Other intelligent and technologically capable alien civilizations may exist in our Universe, but the problems with finding and communicating with them is that they are simply too far away for any meaningful two-way conversations. But what about the prospect of finding if life exists in other universes outside of our own?
Theoretical physics has brought us the notion that our single universe is not necessarily all there is. The “multiverse” idea is a hypothetical mega-universe full of numerous smaller universes, including our own.
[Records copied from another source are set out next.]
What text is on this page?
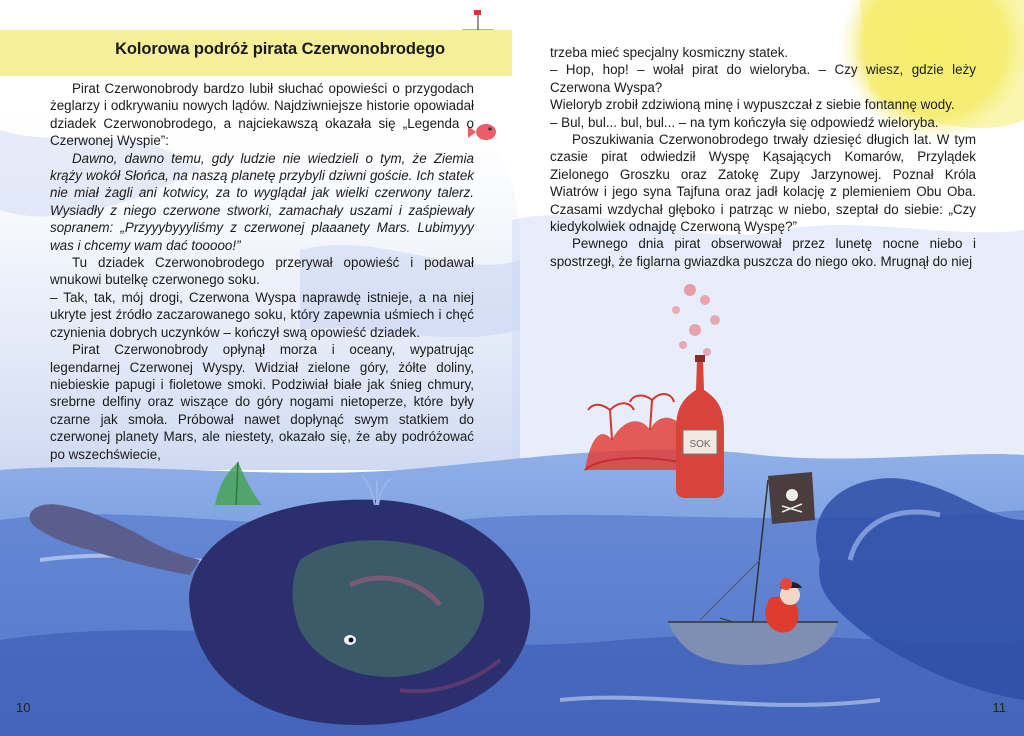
SOK
Kolorowa podróż pirata Czerwonobrodego

Pirat Czerwonobrody bardzo lubił słuchać opowieści o przygodach żeglarzy i odkrywaniu nowych lądów. Najdziwniejsze historie opowiadał dziadek Czerwonobrodego, a najciekawszą okazała się „Legenda o Czerwonej Wyspie”:

Dawno, dawno temu, gdy ludzie nie wiedzieli o tym, że Ziemia krąży wokół Słońca, na naszą planetę przybyli dziwni goście. Ich statek nie miał żagli ani kotwicy, za to wyglądał jak wielki czerwony talerz. Wysiadły z niego czerwone stworki, zamachały uszami i zaśpiewały sopranem: „Przyyybyyyliśmy z czerwonej plaaanety Mars. Lubimyyy was i chcemy wam dać tooooo!”

Tu dziadek Czerwonobrodego przerywał opowieść i podawał wnukowi butelkę czerwonego soku.

– Tak, tak, mój drogi, Czerwona Wyspa naprawdę istnieje, a na niej ukryte jest źródło zaczarowanego soku, który zapewnia uśmiech i chęć czynienia dobrych uczynków – kończył swą opowieść dziadek.

Pirat Czerwonobrody opłynął morza i oceany, wypatrując legendarnej Czerwonej Wyspy. Widział zielone góry, żółte doliny, niebieskie papugi i fioletowe smoki. Podziwiał białe jak śnieg chmury, srebrne delfiny oraz wiszące do góry nogami nietoperze, które były czarne jak smoła. Próbował nawet dopłynąć swym statkiem do czerwonej planety Mars, ale niestety, okazało się, że aby podróżować po wszechświecie,

trzeba mieć specjalny kosmiczny statek.

– Hop, hop! – wołał pirat do wieloryba. – Czy wiesz, gdzie leży Czerwona Wyspa?

Wieloryb zrobił zdziwioną minę i wypuszczał z siebie fontannę wody.

– Bul, bul... bul, bul... – na tym kończyła się odpowiedź wieloryba.

Poszukiwania Czerwonobrodego trwały dziesięć długich lat. W tym czasie pirat odwiedził Wyspę Kąsających Komarów, Przylądek Zielonego Groszku oraz Zatokę Zupy Jarzynowej. Poznał Króla Wiatrów i jego syna Tajfuna oraz jadł kolację z plemieniem Obu Oba. Czasami wzdychał głęboko i patrząc w niebo, szeptał do siebie: „Czy kiedykolwiek odnajdę Czerwoną Wyspę?”

Pewnego dnia pirat obserwował przez lunetę nocne niebo i spostrzegł, że figlarna gwiazdka puszcza do niego oko. Mrugnął do niej

10	11
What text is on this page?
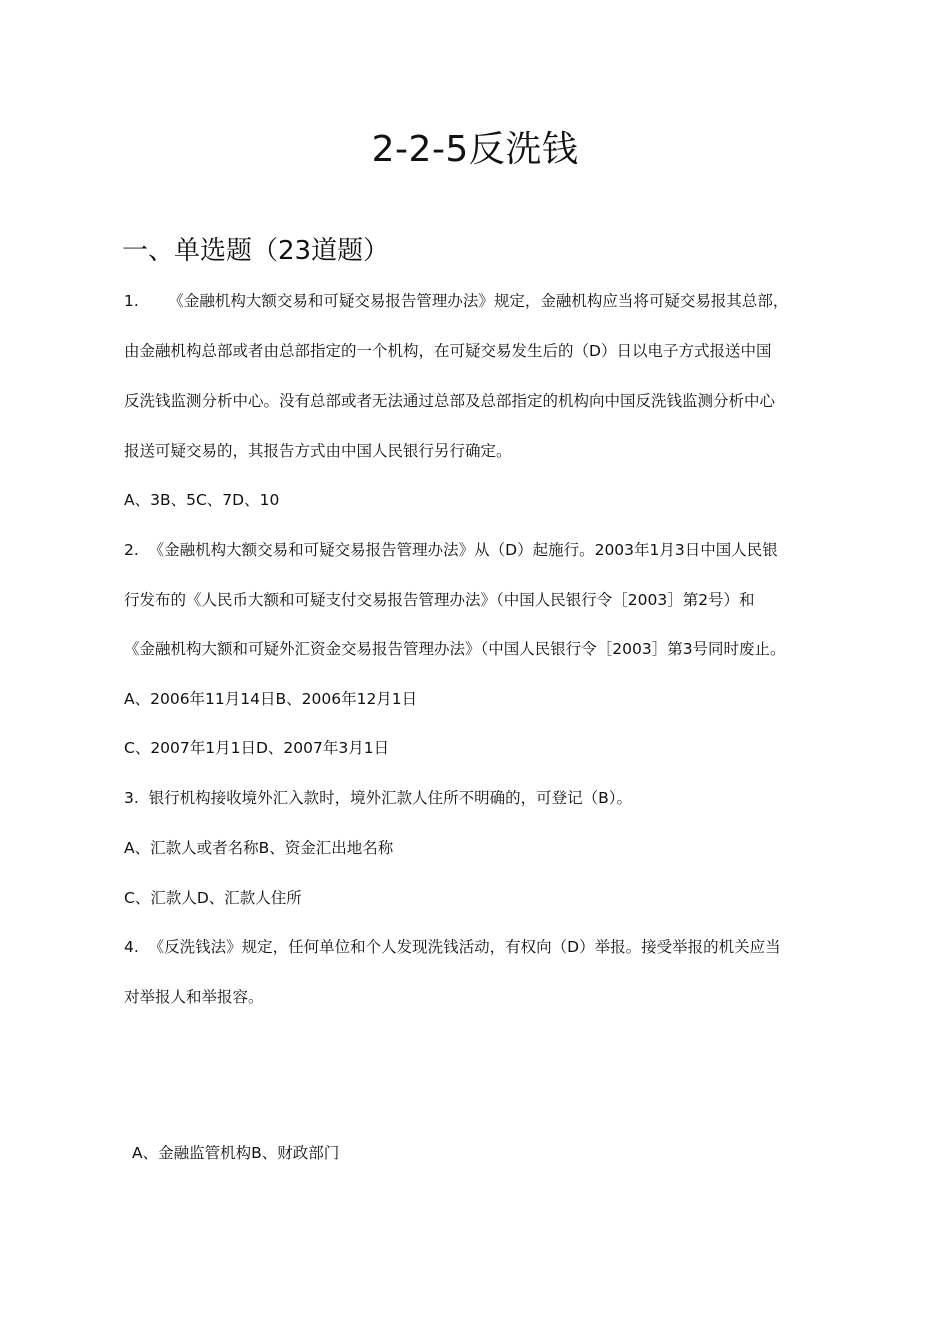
2-2-5反洗钱
一、单选题（23道题）
1.      《金融机构大额交易和可疑交易报告管理办法》规定，金融机构应当将可疑交易报其总部，
由金融机构总部或者由总部指定的一个机构，在可疑交易发生后的（D）日以电子方式报送中国
反洗钱监测分析中心。没有总部或者无法通过总部及总部指定的机构向中国反洗钱监测分析中心
报送可疑交易的，其报告方式由中国人民银行另行确定。
A、3B、5C、7D、10
2.  《金融机构大额交易和可疑交易报告管理办法》从（D）起施行。2003年1月3日中国人民银
行发布的《人民币大额和可疑支付交易报告管理办法》（中国人民银行令［2003］第2号）和
《金融机构大额和可疑外汇资金交易报告管理办法》（中国人民银行令［2003］第3号同时废止。
A、2006年11月14日B、2006年12月1日
C、2007年1月1日D、2007年3月1日
3.  银行机构接收境外汇入款时，境外汇款人住所不明确的，可登记（B）。
A、汇款人或者名称B、资金汇出地名称
C、汇款人D、汇款人住所
4.  《反洗钱法》规定，任何单位和个人发现洗钱活动，有权向（D）举报。接受举报的机关应当
对举报人和举报容。
A、金融监管机构B、财政部门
In this month’s Scientific American, Alejandro Jenkins from Florida State University and Gilad Perez, a theorist at the Weizmann Institute of Science in Israel, discuss how multiple other universes—each with its own laws of physics—may have emerged from the same primordial vacuum that gave rise to ours. Assuming they exist, many of those universes may contain intricate structures and perhaps even some forms of life. But the latest theoretical research suggests that our own universe may not be as “finely tuned” for the emergence of life as previously thought.
Jenkns and Perez write about a provocative hypothesis known as the anthropic principle, which states that the existence of intelligent life (capable of studying physical processes) imposes constraints on the possible form of the laws of physics.
“Our lives here on Earth — in fact, everything we see and know about the universe around us — depend on a precise set of conditions that makes us possible,” Jenkins said. “For example, if the fundamental forces that shape matter in our universe were altered even slightly, it’s conceivable that atoms never would have formed, or that the element carbon, which is considered a basic building block of life as we know it, wouldn’t exist. So how is it that such a perfect balance exists? Some would attribute it to God, but of course, that is outside the realm of physics.”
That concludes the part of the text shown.